Speaking at the annual conference of the Association for Financial Markets in Europe (AFME) on Tuesday, Paul Tucker explains his thinking on monetary strategy in the context of an emerging economic recovery.
Paul Tucker draws attention to the substantial degree of uncertainty about the “amount of slack in the economy currently and prospectively”. Productivity has fallen over recent years, leaving it some 15% below current estimates of its pre-crisis trend path. Though he places some weight on the argument that the root of that poor performance lies in the damage that a malfunctioning banking system has done to the allocation of capital within the economy, he emphasises “ we do not understand why productivity has been so weak”.

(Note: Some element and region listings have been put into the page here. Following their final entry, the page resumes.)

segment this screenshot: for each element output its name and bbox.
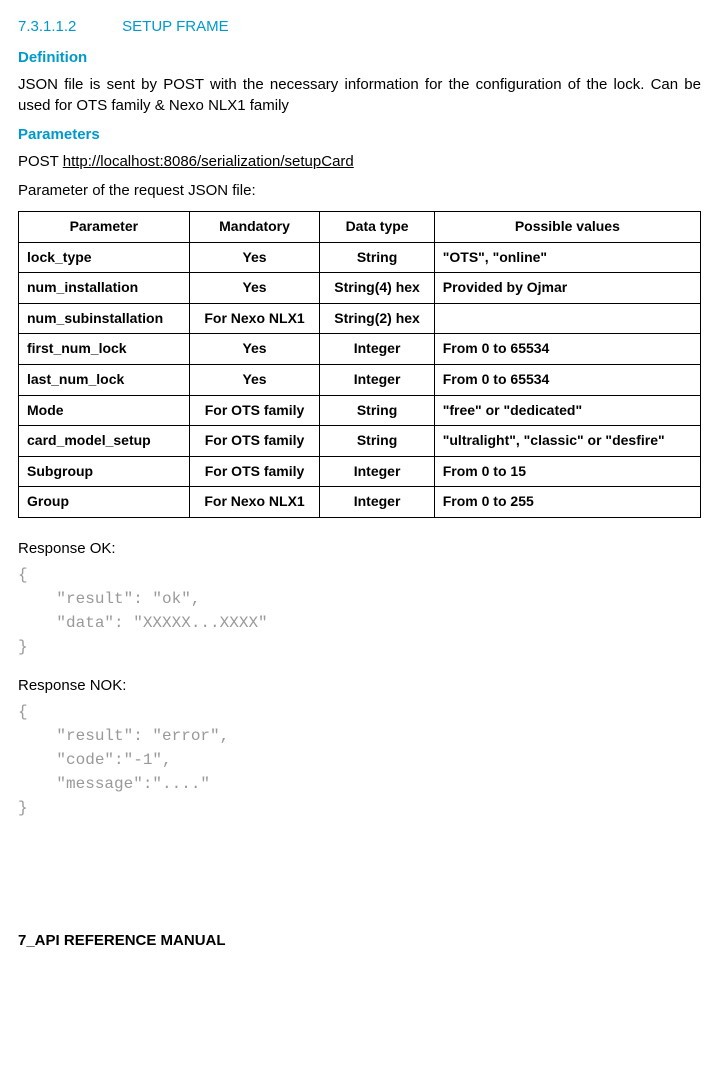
cell-possible-values: "ultralight", "classic" or "desfire" (434, 426, 700, 457)
cell-possible-values: From 0 to 255 (434, 487, 700, 518)
response-nok-code: { "result": "error", "code":"-1", "messa… (18, 700, 701, 820)
response-ok-code: { "result": "ok", "data": "XXXXX...XXXX"… (18, 563, 701, 659)
endpoint-url: http://localhost:8086/serialization/setu… (63, 153, 354, 170)
column-header: Parameter (19, 212, 190, 243)
response-nok-label: Response NOK: (18, 675, 701, 696)
cell-possible-values: Provided by Ojmar (434, 273, 700, 304)
section-heading: 7.3.1.1.2 SETUP FRAME (18, 16, 701, 37)
table-row: num_installationYesString(4) hexProvided… (19, 273, 701, 304)
cell-mandatory: Yes (189, 364, 320, 395)
page-footer: 7_API REFERENCE MANUAL (18, 930, 701, 951)
cell-mandatory: For Nexo NLX1 (189, 487, 320, 518)
cell-parameter: card_model_setup (19, 426, 190, 457)
cell-possible-values: "OTS", "online" (434, 242, 700, 273)
cell-datatype: Integer (320, 456, 434, 487)
table-row: ModeFor OTS familyString"free" or "dedic… (19, 395, 701, 426)
column-header: Possible values (434, 212, 700, 243)
cell-datatype: Integer (320, 487, 434, 518)
cell-datatype: String (320, 395, 434, 426)
cell-datatype: String (320, 242, 434, 273)
section-title: SETUP FRAME (122, 18, 228, 35)
column-header: Data type (320, 212, 434, 243)
table-row: lock_typeYesString"OTS", "online" (19, 242, 701, 273)
table-header-row: Parameter Mandatory Data type Possible v… (19, 212, 701, 243)
cell-mandatory: For OTS family (189, 426, 320, 457)
cell-mandatory: For OTS family (189, 395, 320, 426)
response-ok-label: Response OK: (18, 538, 701, 559)
parameters-table: Parameter Mandatory Data type Possible v… (18, 211, 701, 518)
cell-datatype: String(4) hex (320, 273, 434, 304)
section-number: 7.3.1.1.2 (18, 16, 118, 37)
cell-mandatory: For OTS family (189, 456, 320, 487)
table-row: card_model_setupFor OTS familyString"ult… (19, 426, 701, 457)
cell-datatype: Integer (320, 364, 434, 395)
table-row: SubgroupFor OTS familyIntegerFrom 0 to 1… (19, 456, 701, 487)
cell-possible-values: "free" or "dedicated" (434, 395, 700, 426)
cell-datatype: Integer (320, 334, 434, 365)
table-row: num_subinstallationFor Nexo NLX1String(2… (19, 303, 701, 334)
cell-parameter: Subgroup (19, 456, 190, 487)
cell-possible-values: From 0 to 65534 (434, 364, 700, 395)
endpoint-line: POST http://localhost:8086/serialization… (18, 151, 701, 172)
cell-mandatory: Yes (189, 273, 320, 304)
cell-mandatory: Yes (189, 334, 320, 365)
cell-possible-values: From 0 to 15 (434, 456, 700, 487)
cell-parameter: Mode (19, 395, 190, 426)
cell-parameter: lock_type (19, 242, 190, 273)
definition-text: JSON file is sent by POST with the neces… (18, 74, 701, 116)
table-row: GroupFor Nexo NLX1IntegerFrom 0 to 255 (19, 487, 701, 518)
cell-datatype: String (320, 426, 434, 457)
table-row: last_num_lockYesIntegerFrom 0 to 65534 (19, 364, 701, 395)
http-method: POST (18, 153, 63, 170)
cell-possible-values: From 0 to 65534 (434, 334, 700, 365)
table-row: first_num_lockYesIntegerFrom 0 to 65534 (19, 334, 701, 365)
cell-mandatory: For Nexo NLX1 (189, 303, 320, 334)
definition-heading: Definition (18, 47, 701, 68)
parameters-heading: Parameters (18, 124, 701, 145)
cell-mandatory: Yes (189, 242, 320, 273)
cell-parameter: Group (19, 487, 190, 518)
cell-parameter: num_installation (19, 273, 190, 304)
cell-parameter: num_subinstallation (19, 303, 190, 334)
cell-datatype: String(2) hex (320, 303, 434, 334)
cell-parameter: first_num_lock (19, 334, 190, 365)
column-header: Mandatory (189, 212, 320, 243)
cell-parameter: last_num_lock (19, 364, 190, 395)
cell-possible-values (434, 303, 700, 334)
parameters-intro: Parameter of the request JSON file: (18, 180, 701, 201)
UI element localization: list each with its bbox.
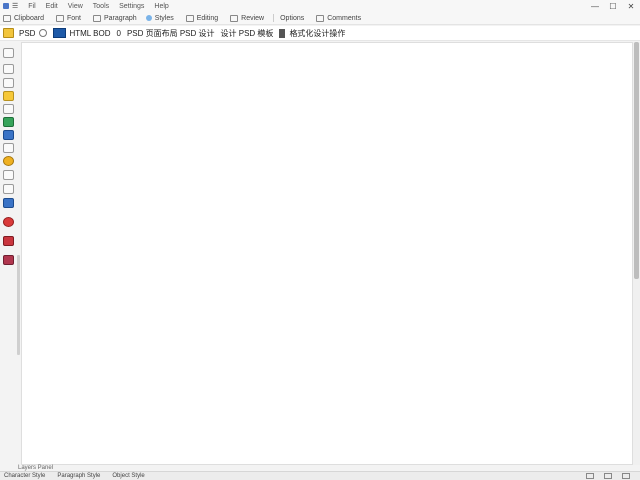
left-toolbar <box>0 42 18 466</box>
menu-item-file[interactable]: Fil <box>28 3 35 10</box>
tool-brush-icon[interactable] <box>3 117 14 127</box>
address-segment-4[interactable]: 格式化设计操作 <box>289 28 345 39</box>
address-segment-3[interactable]: 设计 PSD 模板 <box>221 28 274 39</box>
minimize-button[interactable]: — <box>586 0 604 12</box>
zoom-icon[interactable] <box>604 473 612 479</box>
refresh-icon[interactable] <box>39 29 48 37</box>
address-segment-0[interactable]: HTML BOD <box>69 29 110 38</box>
vertical-scrollbar[interactable] <box>633 42 640 465</box>
comments-icon <box>316 14 325 22</box>
monitor-icon[interactable] <box>53 28 67 38</box>
tool-move-icon[interactable] <box>3 64 14 74</box>
folder-icon[interactable] <box>3 28 14 38</box>
ribbon-toolbar: Clipboard Font Paragraph Styles Editing … <box>0 12 640 25</box>
menu-item-settings[interactable]: Settings <box>119 3 144 10</box>
scrollbar-thumb[interactable] <box>634 42 639 279</box>
close-button[interactable]: ✕ <box>622 0 640 12</box>
tool-layer-icon[interactable] <box>3 236 14 246</box>
menu-item-edit[interactable]: Edit <box>46 3 58 10</box>
address-bar: PSD HTML BOD 0 PSD 页面布局 PSD 设计 设计 PSD 模板… <box>0 26 640 41</box>
tool-mask-icon[interactable] <box>3 255 14 265</box>
ribbon-item-options[interactable]: Options <box>273 14 304 22</box>
status-bar: Character Style Paragraph Style Object S… <box>0 471 640 480</box>
status-character-style[interactable]: Character Style <box>4 473 45 479</box>
tool-text-icon[interactable] <box>3 170 14 180</box>
clipboard-icon <box>3 14 11 22</box>
ribbon-item-styles[interactable]: Styles <box>145 15 174 22</box>
left-scrollbar[interactable] <box>17 255 20 355</box>
styles-icon <box>145 15 152 21</box>
address-label: PSD <box>19 28 36 38</box>
tool-pencil-icon[interactable] <box>3 91 14 101</box>
tool-lasso-icon[interactable] <box>3 78 14 88</box>
address-segment-1[interactable]: 0 <box>117 29 121 38</box>
layout-icon[interactable] <box>586 473 594 479</box>
status-paragraph-style[interactable]: Paragraph Style <box>57 473 100 479</box>
title-bar: ☰ Fil Edit View Tools Settings Help — ☐ … <box>0 0 640 12</box>
menu-item-0[interactable]: ☰ <box>12 2 18 10</box>
ribbon-item-font[interactable]: Font <box>53 14 81 22</box>
window-controls: — ☐ ✕ <box>586 0 640 12</box>
tool-record-icon[interactable] <box>3 217 14 227</box>
maximize-button[interactable]: ☐ <box>604 0 622 12</box>
address-segment-2[interactable]: PSD 页面布局 PSD 设计 <box>127 28 215 39</box>
menu-bar: ☰ Fil Edit View Tools Settings Help <box>12 2 179 11</box>
tool-eraser-icon[interactable] <box>3 143 14 153</box>
ribbon-item-editing[interactable]: Editing <box>183 14 218 22</box>
menu-item-tools[interactable]: Tools <box>93 3 109 10</box>
ribbon-item-review[interactable]: Review <box>227 14 264 22</box>
status-object-style[interactable]: Object Style <box>112 473 144 479</box>
review-icon <box>230 14 239 22</box>
app-icon[interactable] <box>0 0 12 12</box>
font-icon <box>55 14 64 22</box>
ribbon-item-paragraph[interactable]: Paragraph <box>90 14 137 22</box>
paragraph-icon <box>92 14 101 22</box>
menu-item-view[interactable]: View <box>68 3 83 10</box>
bookmark-icon[interactable] <box>279 28 286 38</box>
document-canvas[interactable] <box>21 42 633 465</box>
settings-icon[interactable] <box>622 473 630 479</box>
menu-item-help[interactable]: Help <box>154 3 168 10</box>
tool-crop-icon[interactable] <box>3 104 14 114</box>
separator <box>273 14 275 22</box>
tool-select-icon[interactable] <box>3 48 14 58</box>
ribbon-item-comments[interactable]: Comments <box>313 14 361 22</box>
ribbon-item-clipboard[interactable]: Clipboard <box>0 14 44 22</box>
tool-fill-icon[interactable] <box>3 130 14 140</box>
tool-zoom-icon[interactable] <box>3 198 14 208</box>
editing-icon <box>185 14 194 22</box>
tool-shape-icon[interactable] <box>3 184 14 194</box>
tool-color-icon[interactable] <box>3 156 14 166</box>
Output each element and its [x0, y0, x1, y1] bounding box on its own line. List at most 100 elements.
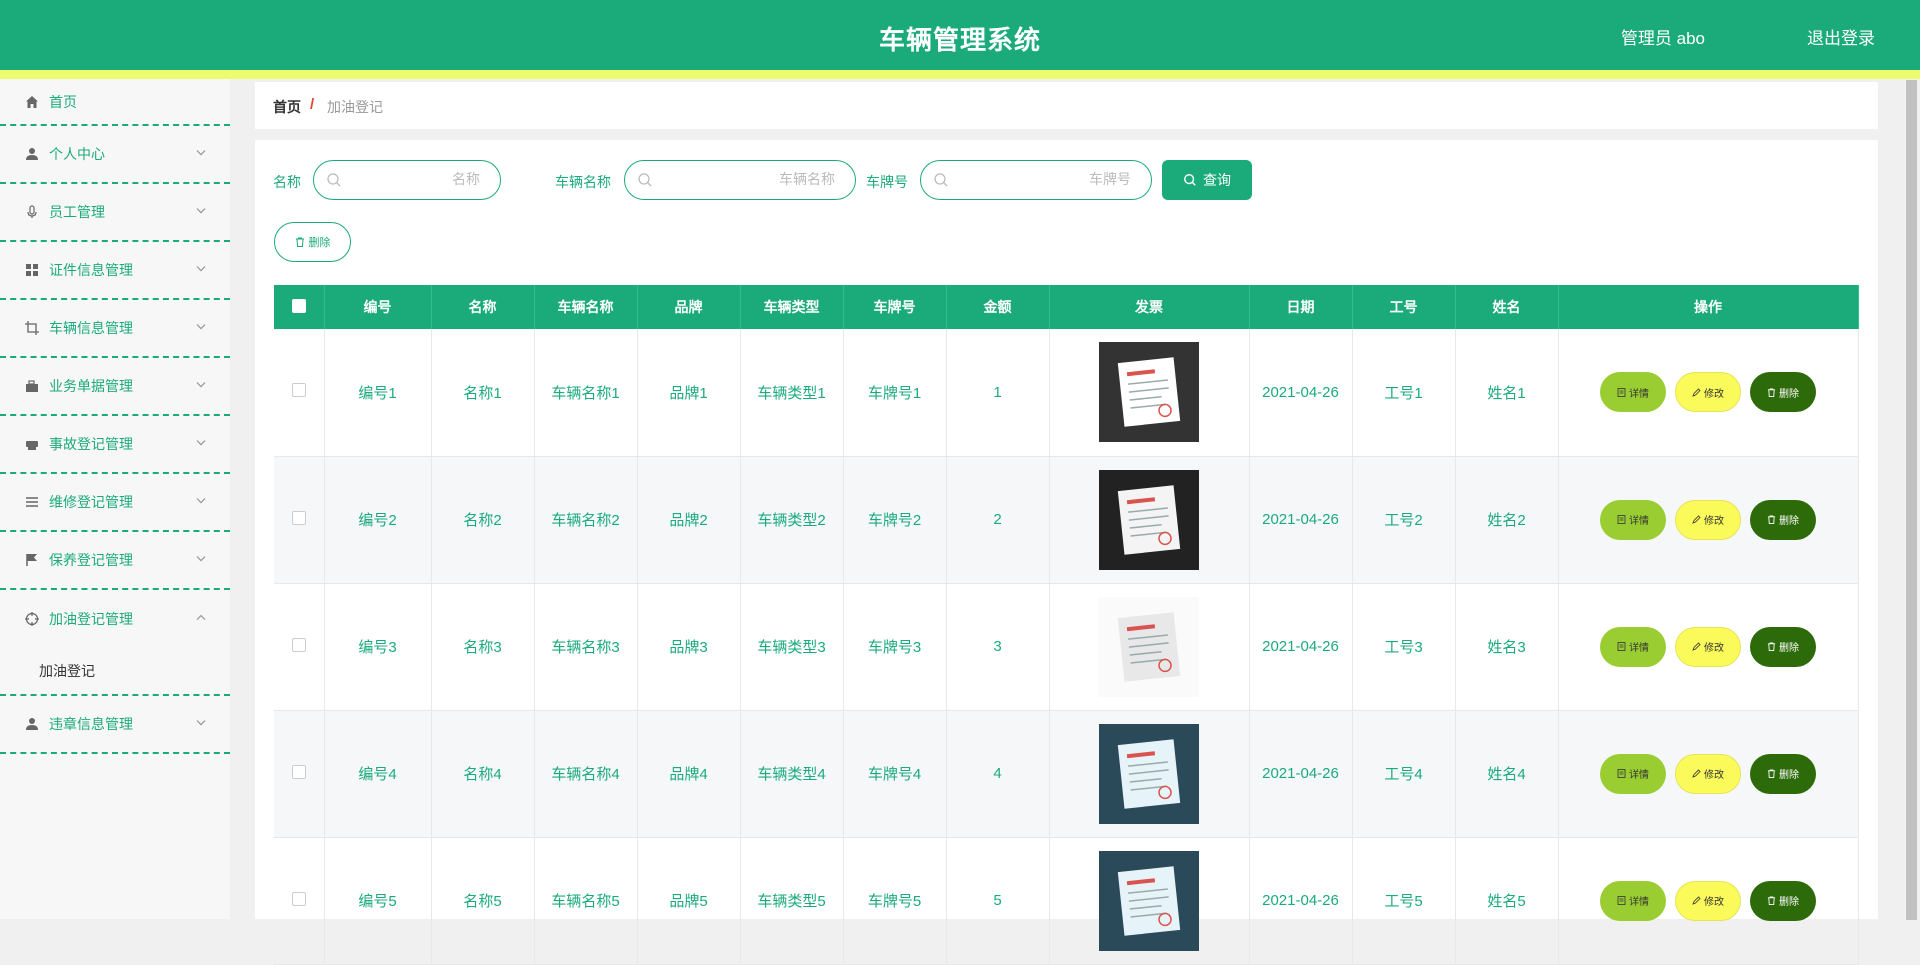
delete-button[interactable]: 删除 — [1750, 372, 1816, 413]
sidebar-item-documents[interactable]: 业务单据管理 — [0, 358, 230, 416]
scrollbar-thumb[interactable] — [1906, 80, 1917, 920]
detail-button[interactable]: 详情 — [1600, 499, 1666, 540]
row-checkbox[interactable] — [291, 510, 306, 525]
cell-invoice — [1049, 837, 1250, 965]
grid-icon — [24, 262, 40, 278]
invoice-image[interactable] — [1099, 342, 1199, 443]
list-icon — [24, 494, 40, 510]
delete-button[interactable]: 删除 — [1750, 626, 1816, 667]
search-vehicle-field[interactable] — [624, 160, 856, 200]
edit-button[interactable]: 修改 — [1675, 880, 1741, 921]
page-scrollbar[interactable] — [1903, 79, 1920, 920]
cell-vehicle: 车辆名称5 — [534, 837, 638, 965]
select-all-checkbox[interactable] — [291, 298, 306, 313]
edit-button[interactable]: 修改 — [1675, 499, 1741, 540]
column-header[interactable]: 姓名 — [1455, 285, 1559, 329]
chevron-down-icon — [196, 382, 206, 388]
sidebar-item-label: 员工管理 — [49, 204, 105, 220]
cell-vehicle: 车辆名称2 — [534, 456, 638, 584]
breadcrumb: 首页 / 加油登记 — [255, 82, 1878, 129]
column-header[interactable]: 名称 — [431, 285, 535, 329]
sidebar-item-label: 车辆信息管理 — [49, 320, 133, 336]
table-row: 编号4 名称4 车辆名称4 品牌4 车辆类型4 车牌号4 4 2021-04-26 工号4 姓名… — [274, 710, 1859, 838]
sidebar-item-fuel[interactable]: 加油登记管理 — [0, 590, 230, 648]
column-header[interactable]: 发票 — [1049, 285, 1250, 329]
cell-person: 姓名3 — [1455, 583, 1559, 711]
invoice-image[interactable] — [1099, 596, 1199, 697]
invoice-image[interactable] — [1099, 723, 1199, 824]
row-checkbox[interactable] — [291, 637, 306, 652]
cell-emp: 工号3 — [1352, 583, 1456, 711]
sidebar-item-repairs[interactable]: 维修登记管理 — [0, 474, 230, 532]
breadcrumb-home[interactable]: 首页 — [273, 97, 301, 117]
search-plate-field[interactable] — [920, 160, 1152, 200]
column-header[interactable]: 车辆类型 — [740, 285, 844, 329]
chevron-down-icon — [196, 440, 206, 446]
table-row: 编号3 名称3 车辆名称3 品牌3 车辆类型3 车牌号3 3 2021-04-26 工号3 姓名… — [274, 583, 1859, 711]
delete-button[interactable]: 删除 — [1750, 499, 1816, 540]
column-header[interactable]: 车牌号 — [843, 285, 947, 329]
sidebar-item-certificates[interactable]: 证件信息管理 — [0, 242, 230, 300]
edit-button-label: 修改 — [1704, 770, 1724, 781]
cell-person: 姓名2 — [1455, 456, 1559, 584]
column-header[interactable]: 品牌 — [637, 285, 741, 329]
detail-button-label: 详情 — [1629, 388, 1649, 400]
cell-invoice — [1049, 710, 1250, 838]
edit-button[interactable]: 修改 — [1675, 626, 1741, 667]
detail-button[interactable]: 详情 — [1600, 753, 1666, 794]
search-label-vehicle: 车辆名称 — [555, 174, 611, 190]
batch-delete-button[interactable]: 删除 — [274, 222, 351, 262]
search-icon — [1184, 174, 1196, 186]
edit-button[interactable]: 修改 — [1675, 753, 1741, 794]
row-checkbox[interactable] — [291, 764, 306, 779]
invoice-image[interactable] — [1099, 850, 1199, 951]
cell-person: 姓名1 — [1455, 329, 1559, 457]
detail-button[interactable]: 详情 — [1600, 626, 1666, 667]
search-name-input[interactable] — [362, 170, 482, 188]
sidebar-item-maintenance[interactable]: 保养登记管理 — [0, 532, 230, 590]
table-row: 编号2 名称2 车辆名称2 品牌2 车辆类型2 车牌号2 2 2021-04-26 工号2 姓名… — [274, 456, 1859, 584]
logout-link[interactable]: 退出登录 — [1807, 24, 1875, 49]
invoice-image[interactable] — [1099, 469, 1199, 570]
sidebar-item-profile[interactable]: 个人中心 — [0, 126, 230, 184]
row-select-cell — [274, 329, 325, 457]
detail-button[interactable]: 详情 — [1600, 880, 1666, 921]
cell-emp: 工号1 — [1352, 329, 1456, 457]
cell-date: 2021-04-26 — [1249, 456, 1353, 584]
column-header[interactable]: 工号 — [1352, 285, 1456, 329]
cell-date: 2021-04-26 — [1249, 837, 1353, 965]
detail-button-label: 详情 — [1629, 516, 1649, 527]
column-header[interactable]: 金额 — [946, 285, 1050, 329]
search-label-name: 名称 — [273, 174, 301, 190]
current-user: 管理员 abo — [1620, 29, 1705, 48]
select-all-cell — [274, 285, 325, 329]
column-header[interactable]: 日期 — [1249, 285, 1353, 329]
delete-button-label: 删除 — [1779, 897, 1799, 908]
user-icon — [24, 146, 40, 162]
search-plate-input[interactable] — [1013, 170, 1133, 188]
delete-button[interactable]: 删除 — [1750, 880, 1816, 921]
cell-plate: 车牌号4 — [843, 710, 947, 838]
row-checkbox[interactable] — [291, 891, 306, 906]
sidebar-item-accidents[interactable]: 事故登记管理 — [0, 416, 230, 474]
column-header[interactable]: 车辆名称 — [534, 285, 638, 329]
sidebar-subitem-fuel-register[interactable]: 加油登记 — [0, 648, 230, 694]
row-checkbox[interactable] — [291, 383, 306, 398]
sidebar-item-staff[interactable]: 员工管理 — [0, 184, 230, 242]
sidebar-item-violations[interactable]: 违章信息管理 — [0, 696, 230, 754]
search-vehicle-input[interactable] — [717, 170, 837, 188]
delete-button[interactable]: 删除 — [1750, 753, 1816, 794]
trash-icon — [1767, 642, 1776, 651]
detail-button[interactable]: 详情 — [1600, 372, 1666, 413]
search-name-field[interactable] — [313, 160, 501, 200]
column-header[interactable]: 编号 — [324, 285, 432, 329]
content-panel: 名称 车辆名称 车牌号 查询 删除 编号 名称 车 — [255, 140, 1878, 965]
search-button[interactable]: 查询 — [1162, 160, 1252, 200]
cell-type: 车辆类型4 — [740, 710, 844, 838]
edit-button-label: 修改 — [1704, 643, 1724, 654]
chevron-up-icon — [196, 614, 206, 621]
sidebar-item-vehicles[interactable]: 车辆信息管理 — [0, 300, 230, 358]
edit-button[interactable]: 修改 — [1675, 372, 1741, 413]
top-header: 车辆管理系统 管理员 abo 退出登录 — [0, 0, 1920, 70]
sidebar-item-home[interactable]: 首页 — [0, 79, 230, 126]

Paul Tucker describes the trade-off the Monetary Policy Committee has faced. On the one hand, following a long period of above-target inflation and with extraordinary monetary stimulus, there is a risk that inflation expectations drift away from the 2% target. On the other, a prolonged weakness in activity could damage the economy’s medium-term supply capacity. For some time, he has been pursuing a ‘probing’ approach: “Provide stimulus; pause to see whether inflation expectations remain anchored; if, but only if, they are and more stimulus is needed, provide it.” The Monetary Policy Committee’s new Forward Guidance framework is consistent with that probing approach.
Paul Tucker sets out how forward guidance can be particularly useful during a period when the recovery is beginning to take hold. “Saying more about the Committee's approach to policy in this way might be particularly valuable during a period when signs of recovery have become more apparent. These are conditions in which it would be very easy for the financial markets, businesses and households to jump to the mistaken conclusion that monetary stimulus will soon begin to be withdrawn. Given the slack in the economy, the Committee is not in a rush.”
Paul Tucker cautions that while forward guidance can forestall avoidable uncertainty about the MPC’s reaction function, it does not affect the greater uncertainty about the evolution of the recovery. He explains there is a broad band of uncertainty about the MPC’s August forecast for unemployment. Paul Tucker says his own probability distribution for unemployment is "broadly flat" in the sense that he does not regard a slow fall in unemployment as materially more likely than a period of robust job creation. “Probabilistically, that could explain part of the rise in the money market curve given the signs of recovery.”
Paul Tucker observes that it should not be a complete surprise that recovery is finally underway, given various "Keynesian" policies designed by the Bank to stimulate the economy: in addition to the massive amount of monetary stimulus, the Bank’s various liquidity schemes – the Funding for Lending Scheme, the Extended Collateral Term Repo scheme and the Discount Window Facility – have eased conditions in bank funding markets. In light of this, the Bank’s Financial Policy Committee has been able to recommend a relaxation of liquidity standards for banks.
Paul Tucker cautions, however, that the Bank’s policy interventions do not remove the need for a rebalancing of demand. “The UK economy entered the crisis with too much debt in banking, in the household sector, in government and, for the nation as a whole, externally.”
Moreover, he underlines how a resilient banking system is another precondition for sustained and better balanced recovery. “Their repair is now underway. That has required, and will continue to require, realism about asset values, expected losses and risks – not pretending, taking the medicine. In that sense, it is a policy in the spirit of Hayek. So the overall policy package has combined Keynes and Hayek.”
Paul Tucker concludes by emphasising the need for the MPC to avoid misperceptions about the likely course of policy. “But by adopting a probing approach and maintaining an eclectic approach to its assessment of the outlook, the MPC has the wherewithal to provide broadly the right degree of stimulus without risking, or diluting its commitment to, price stability."